Ne reculant devant aucun sacrifice, j'ai rencontré le beau et sémillant rock-critic Philippe Manoeuvre. C'était l'autre jour, à une de ces heures pâles de la nuit, près d'une machine à sous, avec des lunettes noires, un blouson à la con et un tee-shirt Iggy Pop du plus mauvais effet (lui, pas moi, faut pas déconner). Manoeuvre avait cet air aussi inspiré qu'un Little Bob en pré-retraite qu'il trimballe un peu partout depuis la sortie du premier album des Stones. Heureusement il faisait plutôt sombre.


Alors, ça va, Keith ?

Non, moi, c'est Philippe.

Oui, je sais mais je parlais de Keith Richards.
Il va bien.

Et vous ?
Ca peut aller.

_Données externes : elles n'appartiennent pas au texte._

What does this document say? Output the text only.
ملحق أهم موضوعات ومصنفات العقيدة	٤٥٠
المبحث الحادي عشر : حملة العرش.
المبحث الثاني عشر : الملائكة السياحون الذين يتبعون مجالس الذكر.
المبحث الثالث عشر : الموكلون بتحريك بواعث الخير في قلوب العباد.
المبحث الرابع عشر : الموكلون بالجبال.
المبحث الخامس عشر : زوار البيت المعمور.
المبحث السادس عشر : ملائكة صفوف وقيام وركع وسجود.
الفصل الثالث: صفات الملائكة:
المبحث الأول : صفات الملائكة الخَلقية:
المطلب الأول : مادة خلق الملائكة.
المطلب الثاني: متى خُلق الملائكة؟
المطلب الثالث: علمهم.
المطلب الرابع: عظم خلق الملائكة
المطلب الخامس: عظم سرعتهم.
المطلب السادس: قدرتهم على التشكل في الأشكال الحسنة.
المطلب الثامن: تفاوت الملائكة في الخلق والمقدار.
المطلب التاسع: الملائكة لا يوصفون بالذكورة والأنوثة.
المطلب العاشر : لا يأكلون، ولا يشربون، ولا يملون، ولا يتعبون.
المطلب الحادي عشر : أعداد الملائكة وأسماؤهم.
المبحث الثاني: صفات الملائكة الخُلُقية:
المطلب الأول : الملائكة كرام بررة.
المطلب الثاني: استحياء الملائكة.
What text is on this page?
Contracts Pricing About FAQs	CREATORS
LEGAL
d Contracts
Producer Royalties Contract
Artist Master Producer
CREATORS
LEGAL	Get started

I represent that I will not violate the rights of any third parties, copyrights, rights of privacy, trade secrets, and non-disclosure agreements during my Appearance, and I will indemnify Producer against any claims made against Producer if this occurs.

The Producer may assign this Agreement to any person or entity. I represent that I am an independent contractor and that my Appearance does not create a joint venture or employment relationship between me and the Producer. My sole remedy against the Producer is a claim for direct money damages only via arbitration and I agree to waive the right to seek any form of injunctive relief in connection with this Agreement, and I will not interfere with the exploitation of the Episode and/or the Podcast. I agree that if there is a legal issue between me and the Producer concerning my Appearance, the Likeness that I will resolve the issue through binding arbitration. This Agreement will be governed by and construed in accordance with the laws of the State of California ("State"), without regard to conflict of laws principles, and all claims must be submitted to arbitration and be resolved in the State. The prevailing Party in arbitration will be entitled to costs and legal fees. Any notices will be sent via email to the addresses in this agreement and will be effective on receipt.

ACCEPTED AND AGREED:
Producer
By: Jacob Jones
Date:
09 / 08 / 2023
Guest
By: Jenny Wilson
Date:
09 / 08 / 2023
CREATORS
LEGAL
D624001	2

Mais pendant quelques temps, avant que Keith se rétablisse après sa chute, j'avais plein de douleurs partout.

Ca faisait mal ?
Oui, surtout quand j'allais au resto chinois bouffer des crevettes en soufflé de beignets à la noix de coco.

Philippe, je me suis laissé dire que grâce à vous, certains se sont rendus compte que le rock c'est souvent de la merde. Est-ce vrai ?
Oui et ils ont aussi connu les Stones par la même occasion.

Votre dernier livre s'appelle Dur à cuir. C'est vous qui avez trouvé ce titre ?
Bien sûr... Bon, d'accord, ça n'a pas été facile et je sais pas si finalement on me l'a pas soufflé mais j'en suis pas peu fier.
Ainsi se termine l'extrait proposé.